论文标题
测试自然语言模型的限制以预测人类语言判断
Testing the limits of natural language models for predicting human language judgments
论文作者
论文摘要
神经网络语言模型可以用作有关人类如何处理语言的计算假设。我们使用一种新型的实验方法比较了不同语言模型的模型人类一致性:有争议的句子对。对于每个有争议的句子对,两个语言模型不同意自然文本中更可能发生哪种句子。考虑到九种语言模型(包括n-gram,经常性神经网络和变压器模型),我们通过从语料库中选择句子或合成优化句子对来创建数百个有争议的句子对,以使其具有高度争议。然后,人类受试者提供了指示每个句子中的哪一对更有可能的判断。有争议的句子对被证明在揭示模型失败和确定与人类判断最紧密的模型方面非常有效。测试的最一致的模型是GPT-2,尽管实验还揭示了其与人类感知的一致性的显着缺陷。
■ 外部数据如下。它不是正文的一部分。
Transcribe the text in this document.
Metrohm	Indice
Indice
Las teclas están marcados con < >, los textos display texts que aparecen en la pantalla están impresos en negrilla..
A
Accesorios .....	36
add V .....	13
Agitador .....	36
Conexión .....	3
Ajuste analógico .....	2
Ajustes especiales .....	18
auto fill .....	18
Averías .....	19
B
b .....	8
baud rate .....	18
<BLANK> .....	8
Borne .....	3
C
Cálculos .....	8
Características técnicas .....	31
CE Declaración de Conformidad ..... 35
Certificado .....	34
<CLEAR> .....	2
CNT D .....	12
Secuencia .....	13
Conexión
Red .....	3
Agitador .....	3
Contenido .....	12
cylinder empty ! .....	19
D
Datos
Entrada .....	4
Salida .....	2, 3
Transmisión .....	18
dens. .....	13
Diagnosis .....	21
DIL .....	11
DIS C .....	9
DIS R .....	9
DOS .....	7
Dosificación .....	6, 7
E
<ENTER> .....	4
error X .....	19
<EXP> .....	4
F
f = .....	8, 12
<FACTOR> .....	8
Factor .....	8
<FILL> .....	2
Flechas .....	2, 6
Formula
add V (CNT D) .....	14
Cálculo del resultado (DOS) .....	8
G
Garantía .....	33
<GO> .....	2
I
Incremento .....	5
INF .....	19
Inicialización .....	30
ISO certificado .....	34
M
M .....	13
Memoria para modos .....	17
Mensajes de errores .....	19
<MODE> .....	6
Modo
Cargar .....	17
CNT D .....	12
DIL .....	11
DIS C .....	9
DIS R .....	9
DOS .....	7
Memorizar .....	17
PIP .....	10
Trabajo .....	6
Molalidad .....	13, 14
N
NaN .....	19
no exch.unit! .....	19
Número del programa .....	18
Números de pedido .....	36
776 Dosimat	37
Neural network language models can serve as computational hypotheses about how humans process language. We compared the model-human consistency of diverse language models using a novel experimental approach: controversial sentence pairs. For each controversial sentence pair, two language models disagree about which sentence is more likely to occur in natural text. Considering nine language models (including n-gram, recurrent neural networks, and transformer models), we created hundreds of such controversial sentence pairs by either selecting sentences from a corpus or synthetically optimizing sentence pairs to be highly controversial. Human subjects then provided judgments indicating for each pair which of the two sentences is more likely. Controversial sentence pairs proved highly effective at revealing model failures and identifying models that aligned most closely with human judgments. The most human-consistent model tested was GPT-2, although experiments also revealed significant shortcomings of its alignment with human perception.